Binet explained that he needed a mordant to mix his own copper solution with which to rub the rust off various hunting pieces. Emma gave a start. The pharmacist began to say:
“Indeed, the weather is not propitious, on account of the wet.”
“Nevertheless,” said the tax-gatherer with a sly air, “there are some who put up with it.”
&n
bsp; She choked.
“And give me …”
“So he’s never going to go!” she thought.
“A half-ounce of rosin and turpentine, four ounces of unbleached wax, and three ounces of bone black, please, to clean my equipment’s shiny leather parts.”
The apothecary was starting to cut the wax, when Madame Homais appeared with Irma in her arms, Napoléon next to her and Athalie following. She went to sit down on the velvet bench by the window, and the little boy squatted on a stool, while his older sister prowled around the jujube box, next to her dear papa. The latter was filling funnels and corking bottles, he was pasting labels, making up parcels. There was a hush around him; and all that could be heard was the weights jingling in the scales from time to time, with the odd low word from the pharmacist giving advice to his apprentice.

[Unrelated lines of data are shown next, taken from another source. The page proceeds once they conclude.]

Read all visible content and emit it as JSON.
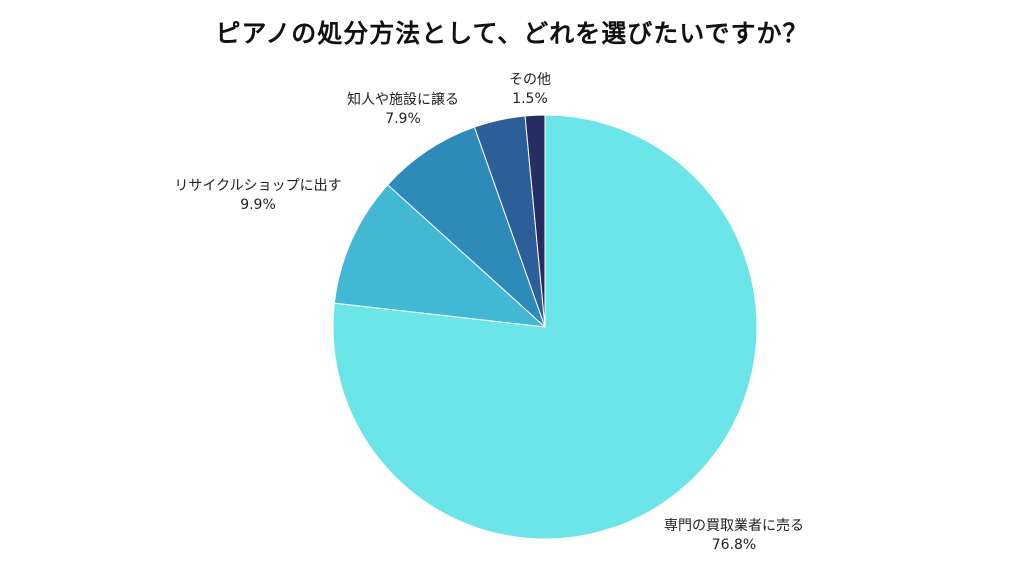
{
  "chart_data": {
    "type": "pie",
    "title": "ピアノの処分方法として、どれを選びたいですか？",
    "slices": [
      {
        "label": "専門の買取業者に売る",
        "value": 76.8,
        "value_label": "76.8%",
        "color": "#6ce5e8"
      },
      {
        "label": "リサイクルショップに出す",
        "value": 9.9,
        "value_label": "9.9%",
        "color": "#43b8d5"
      },
      {
        "label": "知人や施設に譲る",
        "value": 7.9,
        "value_label": "7.9%",
        "color": "#2e8ab9"
      },
      {
        "label": "",
        "value": 3.9,
        "value_label": "",
        "color": "#2c5e99"
      },
      {
        "label": "その他",
        "value": 1.5,
        "value_label": "1.5%",
        "color": "#262d62"
      }
    ],
    "start_angle": "12 o'clock",
    "direction": "clockwise",
    "legend": "none"
  }
}
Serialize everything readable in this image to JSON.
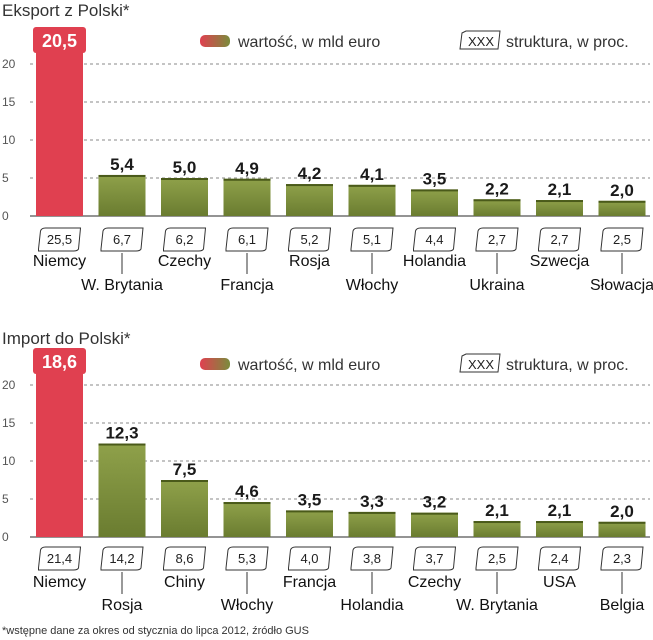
{
  "legend": {
    "value": "wartość, w mld euro",
    "share_box": "XXX",
    "share": "struktura, w proc."
  },
  "footnote": "*wstępne dane za okres od stycznia do lipca 2012, źródło GUS",
  "colors": {
    "bar_green": "#7a8c3c",
    "bar_red": "#e04050",
    "grid": "#888888"
  },
  "chart_data": [
    {
      "type": "bar",
      "title": "Eksport z Polski*",
      "ylim": [
        0,
        20
      ],
      "yticks": [
        0,
        5,
        10,
        15,
        20
      ],
      "grid": true,
      "categories": [
        "Niemcy",
        "W. Brytania",
        "Czechy",
        "Francja",
        "Rosja",
        "Włochy",
        "Holandia",
        "Ukraina",
        "Szwecja",
        "Słowacja"
      ],
      "values": [
        20.5,
        5.4,
        5.0,
        4.9,
        4.2,
        4.1,
        3.5,
        2.2,
        2.1,
        2.0
      ],
      "value_labels": [
        "20,5",
        "5,4",
        "5,0",
        "4,9",
        "4,2",
        "4,1",
        "3,5",
        "2,2",
        "2,1",
        "2,0"
      ],
      "shares": [
        "25,5",
        "6,7",
        "6,2",
        "6,1",
        "5,2",
        "5,1",
        "4,4",
        "2,7",
        "2,7",
        "2,5"
      ],
      "series": [
        {
          "name": "wartość, w mld euro",
          "values": [
            20.5,
            5.4,
            5.0,
            4.9,
            4.2,
            4.1,
            3.5,
            2.2,
            2.1,
            2.0
          ]
        }
      ]
    },
    {
      "type": "bar",
      "title": "Import do Polski*",
      "ylim": [
        0,
        20
      ],
      "yticks": [
        0,
        5,
        10,
        15,
        20
      ],
      "grid": true,
      "categories": [
        "Niemcy",
        "Rosja",
        "Chiny",
        "Włochy",
        "Francja",
        "Holandia",
        "Czechy",
        "W. Brytania",
        "USA",
        "Belgia"
      ],
      "values": [
        18.6,
        12.3,
        7.5,
        4.6,
        3.5,
        3.3,
        3.2,
        2.1,
        2.1,
        2.0
      ],
      "value_labels": [
        "18,6",
        "12,3",
        "7,5",
        "4,6",
        "3,5",
        "3,3",
        "3,2",
        "2,1",
        "2,1",
        "2,0"
      ],
      "shares": [
        "21,4",
        "14,2",
        "8,6",
        "5,3",
        "4,0",
        "3,8",
        "3,7",
        "2,5",
        "2,4",
        "2,3"
      ],
      "series": [
        {
          "name": "wartość, w mld euro",
          "values": [
            18.6,
            12.3,
            7.5,
            4.6,
            3.5,
            3.3,
            3.2,
            2.1,
            2.1,
            2.0
          ]
        }
      ]
    }
  ]
}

“How is your little one?” asked Madame Homais suddenly.
“Silence!” exclaimed her husband, who was scribbling figures in the rough book.
“Why haven’t you brought her along?” she resumed in a whisper.
“Hush, hush!” said Emma, pointing at the apothecary.
But Binet, completely absorbed in reading the bill, had probably heard nothing. At last he left. Then Emma, rid of him, let out a great sigh.
“What deep breaths you take!” said Madame Homais.
“Oh, it’s because it is a little warm,” she responded.
So they considered, the next day, how to arrange their meetings; Emma wanted to bribe her maid with a present; but it would be better to find some discreet house in Yonville.
All winter, three or four times a week, in the darkest night, he would come to the garden. Emma had deliberately taken the key out of the gate, Charles believing it lost.
To alert her, Rodolphe would throw a fistful of sand against the window blinds. She got up with a start; but sometimes he had to wait for her, as Charles had a mania for prattling by the fire, and he would not finish. She was consumed with impatience; if her eyes could have managed it, they would have thrown him out of the window. At last, she began to prepare for bed; then she took up a book and went on reading quite calmly, as if entertained by the words. But Charles, who was in bed, would appeal to her to turn in.